S’il ne fallait retenir qu’un·e artiste du rock anatolien moderne, ce serait elle. Depuis huit ans, Gaye Su Akyol s’est placée à la pointe du revival du style des années 70. Badass dans ses lignes de basse menaçantes, révoltée dans ses riffs furieux, rêveuse dans ses mélodies, la stambouliote s’avère surtout particulièrement vénéneuse dans des titres qui s’immiscent chaque seconde un peu plus dans nos esprits. Qu’il s’agisse de "Yaram Derin Derin Kanar" ou "Biz Ne Zaman Düşman Olduk" ("Quand sommes-nous devenus les ennemis ?"), elle distille le lent poison du rêve, et s'attaque aux fondements de l’obscurantisme. Notre Wonder Woman à la voix grave, envoûtante, revendique avec une force de plus en plus grande sa liberté. C’est bien le mot clé de cet album : liberté.

#11

ITSAME

Brainwaltzera

Loin de l'étiquette de musique froide qui colle encore à la braindance, Brainwaltzera insuffle une émotion dans une musique qui semble vouloir fuir toute classification, toute volonté d'être enfermée dans un cadre rigide et normé. À la manière des Furtifs d'Alain Damasio, tous les éléments sonores sont bons pour alimenter d'incessantes mutations de ces êtres fantomatiques et indéfinissables.
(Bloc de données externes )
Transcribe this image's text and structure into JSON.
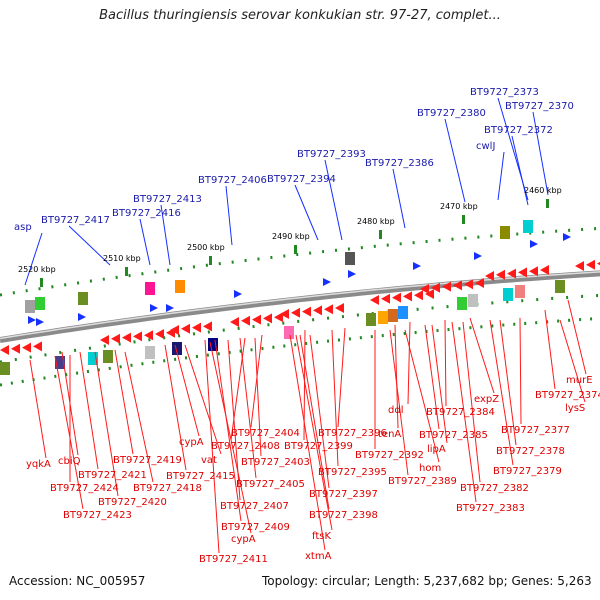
{
  "title": "Bacillus thuringiensis serovar konkukian str. 97-27, complet...",
  "accession": "Accession: NC_005957",
  "summary": "Topology: circular; Length: 5,237,682 bp; Genes: 5,263",
  "colors": {
    "backbone": "#8a8a8a",
    "forward": "#1530ff",
    "reverse": "#ff1a1a",
    "forward_label": "#1a1aaa",
    "reverse_label": "#dd0000",
    "tick": "#228822"
  },
  "kbp_labels": [
    "2460 kbp",
    "2470 kbp",
    "2480 kbp",
    "2490 kbp",
    "2500 kbp",
    "2510 kbp",
    "2520 kbp"
  ],
  "forward_labels": [
    "BT9727_2373",
    "BT9727_2370",
    "BT9727_2380",
    "BT9727_2372",
    "cwlJ",
    "BT9727_2393",
    "BT9727_2386",
    "BT9727_2406",
    "BT9727_2394",
    "BT9727_2413",
    "BT9727_2416",
    "BT9727_2417",
    "asp"
  ],
  "reverse_labels": [
    "murE",
    "BT9727_2374",
    "lysS",
    "expZ",
    "BT9727_2384",
    "ddl",
    "tenA",
    "BT9727_2377",
    "lipA",
    "BT9727_2385",
    "BT9727_2378",
    "BT9727_2396",
    "BT9727_2392",
    "hom",
    "BT9727_2379",
    "BT9727_2399",
    "BT9727_2389",
    "BT9727_2395",
    "BT9727_2382",
    "BT9727_2404",
    "BT9727_2408",
    "BT9727_2403",
    "cypA",
    "BT9727_2397",
    "BT9727_2383",
    "BT9727_2398",
    "BT9727_2405",
    "BT9727_2419",
    "cbiQ",
    "vat",
    "BT9727_2415",
    "BT9727_2407",
    "ftsK",
    "BT9727_2421",
    "yqkA",
    "BT9727_2418",
    "BT9727_2424",
    "BT9727_2409",
    "cypA",
    "xtmA",
    "BT9727_2420",
    "BT9727_2423",
    "BT9727_2411"
  ]
}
Si l'on devait tout de même disséquer cette étrange bestiole, elle se composerait autant de breaks nerveux de jungle pour modeler sa belle silhouette, de douces ballades electronica pour composer sa colonne vertébrale, et surtout de mélodies IDM tirées au cordeau pour former son cortex cérébral. 17 pistes pleines de mystère et maestria.